Some grammatical sentences that present parsing complications (e.g. garden-path sentences) might appear unacceptable to speakers, as they are difficult to understand. Other sentences, considered as ungrammatical by theoreticians (e.g. wh-island violations, sentences with resumptive pronouns, semantically implausible sequences, and sentences with unlicensed negative polarity items) might be perceived as acceptable by speakers and lead to reliable interpretations.
 
To further complicate matters, recent research on how grammatical 'illusions' (e.g. negative polarity item licensing, and comparative illusions) are perceived, understood and processed has revealed that speakers can subconsciously correct ungrammatical or ill-formed sentences by making use of specific repair strategies.
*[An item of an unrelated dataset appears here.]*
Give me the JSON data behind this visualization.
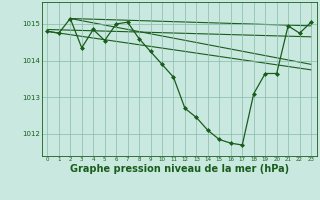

Studies have also revealed that adults can learn to understand novel constructions considered to be syntactically ungrammatical (e.g. the ‘needs’ construction).
 
Taking into account these experimental results, there is now a fundamental need for novel operational, empirically and theoretically grounded redefinitions for core notions such as:
(un)acceptability; (un)grammaticality and, finally, the continual exploration of the existing complex interactions between sentences’ (un)acceptability and (un)grammaticality and their final interpretation.
 
In this vein, it seems necessary to evaluate how suitable specialized research methods can be, to establish the degree and extent to which particular linguistic structures and their interpretations are acceptable or unacceptable to speakers and how this can reliably relate to theoretical (un)grammaticality. If necessary, more analytic methodologies (e.g. acceptability scales, elicitation techniques, time forced-choice tasks, etc.) must be developed in order to provide dependable results informing on linguistic theory. This should lead to (i) a better understanding of what makes (un)grammatical sentences (un)acceptable or the other way around, (ii) a better account of speaker’s preferences and optionality in connection to (un)acceptability and (un)grammaticality, and (iii) the role of performance factors, memory limitations, and processing mechanisms in the evaluation of (un)acceptability, (un)grammaticality, and interpretation of linguistic structures.
 
We welcome manuscripts addressing any of the following topics and subtopics from theoretical and/or experimental perspectives, covering a wide range of languages and linguistic structures:
 
-What is (un)acceptability in linguistics?
-How does (un)acceptability relate to (un)grammaticality?
-Methodological issues related to (un)acceptability and/or (un)grammaticality.
-How are speaker's preferences and optionality connected to (un)acceptability and (un)grammaticality?
-What factors are relevant for the evaluation of (un)acceptability, (un)grammaticality, and interpretation of linguistic structures?